For three days, authorities did not comment. But on Saturday, Cuba’s Interior Ministry issued a statement saying police had been chasing Hernandez, who had done jail time previously for other crimes.
Hernandez, who had committed an act of vandalism, started throwing stones at police as they chased him and hit one officer in the shoulder, throwing him to the ground, the statement said.
The officer shot Hernandez after firing off two warning shots, the statement said, adding that he acted in self-defence and without the intent of killing him. [perhaps the truth is three shots were fired, two misses, one strike]

The Interior Ministry said it lamented his death.

Critics have denounced the government for not holding the police to account by launching an investigation, especially given how quick officials have been to condemn U.S. police brutality, with extensive coverage in state media of the Black Lives Matter protests.
They also accuse the government more broadly of allowing police brutality and failing to address racism in Cuba adequately.

Cuba’s government prides itself on having improved the lives of Black Cubans by officially eliminating racial segregation after its 1959 revolution and providing universal access to education and healthcare.
But anti-racism activists say that by acting as if the issue of racism were resolved and suppressing debate over it, the government has prevented the steps needed to eradicate it.

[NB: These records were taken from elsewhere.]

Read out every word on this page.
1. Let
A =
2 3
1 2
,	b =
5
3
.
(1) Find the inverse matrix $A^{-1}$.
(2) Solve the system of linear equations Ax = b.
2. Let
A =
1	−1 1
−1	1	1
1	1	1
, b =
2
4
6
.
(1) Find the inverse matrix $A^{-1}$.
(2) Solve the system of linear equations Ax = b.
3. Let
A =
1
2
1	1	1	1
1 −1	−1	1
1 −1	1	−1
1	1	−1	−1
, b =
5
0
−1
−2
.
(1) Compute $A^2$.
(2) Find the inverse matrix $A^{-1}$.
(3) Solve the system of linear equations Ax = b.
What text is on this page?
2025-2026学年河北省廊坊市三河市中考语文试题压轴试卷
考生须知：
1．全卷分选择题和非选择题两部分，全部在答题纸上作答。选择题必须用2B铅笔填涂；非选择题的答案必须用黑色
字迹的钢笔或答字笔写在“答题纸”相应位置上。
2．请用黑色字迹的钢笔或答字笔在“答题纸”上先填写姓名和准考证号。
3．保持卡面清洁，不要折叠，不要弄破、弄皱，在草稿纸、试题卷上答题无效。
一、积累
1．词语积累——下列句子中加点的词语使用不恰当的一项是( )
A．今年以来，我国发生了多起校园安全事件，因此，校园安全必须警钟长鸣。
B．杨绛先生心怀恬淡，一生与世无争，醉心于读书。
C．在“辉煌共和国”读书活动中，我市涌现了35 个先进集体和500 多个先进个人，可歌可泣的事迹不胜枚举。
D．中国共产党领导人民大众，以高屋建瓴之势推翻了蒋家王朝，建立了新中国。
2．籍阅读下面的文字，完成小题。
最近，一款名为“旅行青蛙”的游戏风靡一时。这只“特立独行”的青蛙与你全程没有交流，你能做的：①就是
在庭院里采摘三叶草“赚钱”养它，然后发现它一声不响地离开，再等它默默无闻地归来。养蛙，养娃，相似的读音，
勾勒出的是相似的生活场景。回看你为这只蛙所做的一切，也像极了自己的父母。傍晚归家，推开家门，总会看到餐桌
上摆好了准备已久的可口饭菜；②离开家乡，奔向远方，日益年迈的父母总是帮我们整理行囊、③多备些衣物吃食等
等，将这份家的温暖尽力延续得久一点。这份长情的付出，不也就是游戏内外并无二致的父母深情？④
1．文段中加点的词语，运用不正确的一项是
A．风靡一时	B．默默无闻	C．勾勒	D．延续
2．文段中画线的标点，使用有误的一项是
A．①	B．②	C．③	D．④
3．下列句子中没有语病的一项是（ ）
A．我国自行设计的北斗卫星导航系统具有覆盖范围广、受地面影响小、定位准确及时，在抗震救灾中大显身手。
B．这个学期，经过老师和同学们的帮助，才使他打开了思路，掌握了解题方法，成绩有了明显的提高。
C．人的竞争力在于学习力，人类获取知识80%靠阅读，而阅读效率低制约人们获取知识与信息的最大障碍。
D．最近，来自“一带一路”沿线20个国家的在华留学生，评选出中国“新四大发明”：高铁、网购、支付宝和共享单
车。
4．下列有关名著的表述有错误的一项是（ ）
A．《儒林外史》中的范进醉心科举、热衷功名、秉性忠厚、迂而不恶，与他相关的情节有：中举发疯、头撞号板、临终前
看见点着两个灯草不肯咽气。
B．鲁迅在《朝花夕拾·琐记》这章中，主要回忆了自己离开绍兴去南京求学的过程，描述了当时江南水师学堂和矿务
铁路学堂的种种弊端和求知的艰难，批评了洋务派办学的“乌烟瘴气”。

Read the whole story here – https://www.reuters.com/article/us-cuba-racism-protests/cuba-prevents-protest-over-police-killing-of-black-man-idUSKBN2413R5

Before I end, my two-penneth worth question, is why do Caribbean leaders of predominantly black countries align themselves with a state that acts in such a way against blacks and give their whites in that population privileges, Why?
Ralph Gonsalves is a white leader of a predominantly black country, you rarely if ever see or hear of white people being beaten by the SVG police, but it is common for black people to attend court with bruised faces and black eyes. Gonsalves is the Cubans biggest asset in the Caribbean, has officially announced that he has taken over the work of Maurice Bishop. The Cuban revolutionary communist who brought the Marxist revolution to Grenada. Ref: https://www.youtube.com/watch?v=eLPFeuQLwBs

It is default procedure for Blacks to be beaten by the police in Saint Vincent, yet I have never heard or read of Ralph Gonsalves demanding it stops. There are dozens of recorded cases.
https://www.iwnsvg.com/2019/08/11/police-allegedly-beat-handcuffed-man-resulting-in-injuries/

I recently asked if Ralph Gonsalves is a member of the Cuban Communist Party, he nor the Cubans have replied to that. [the lapel badge?]

Is Ralph Gonsalves an Honorary Member of the Cuban Communist Party?

Every Vincentian online news site has been frightened to publish my articles, despite them being published far and wide by others. It is such a shame that online editors run scared of the Gonsalves regime, and I must rely on editors in most other countries in the region posting what I write. I am not sure if it is cowardice, if they are in bed with him, or if they quite simply are terrified of his wrath and fear the destruction of their companies. Perhaps a little of all the above.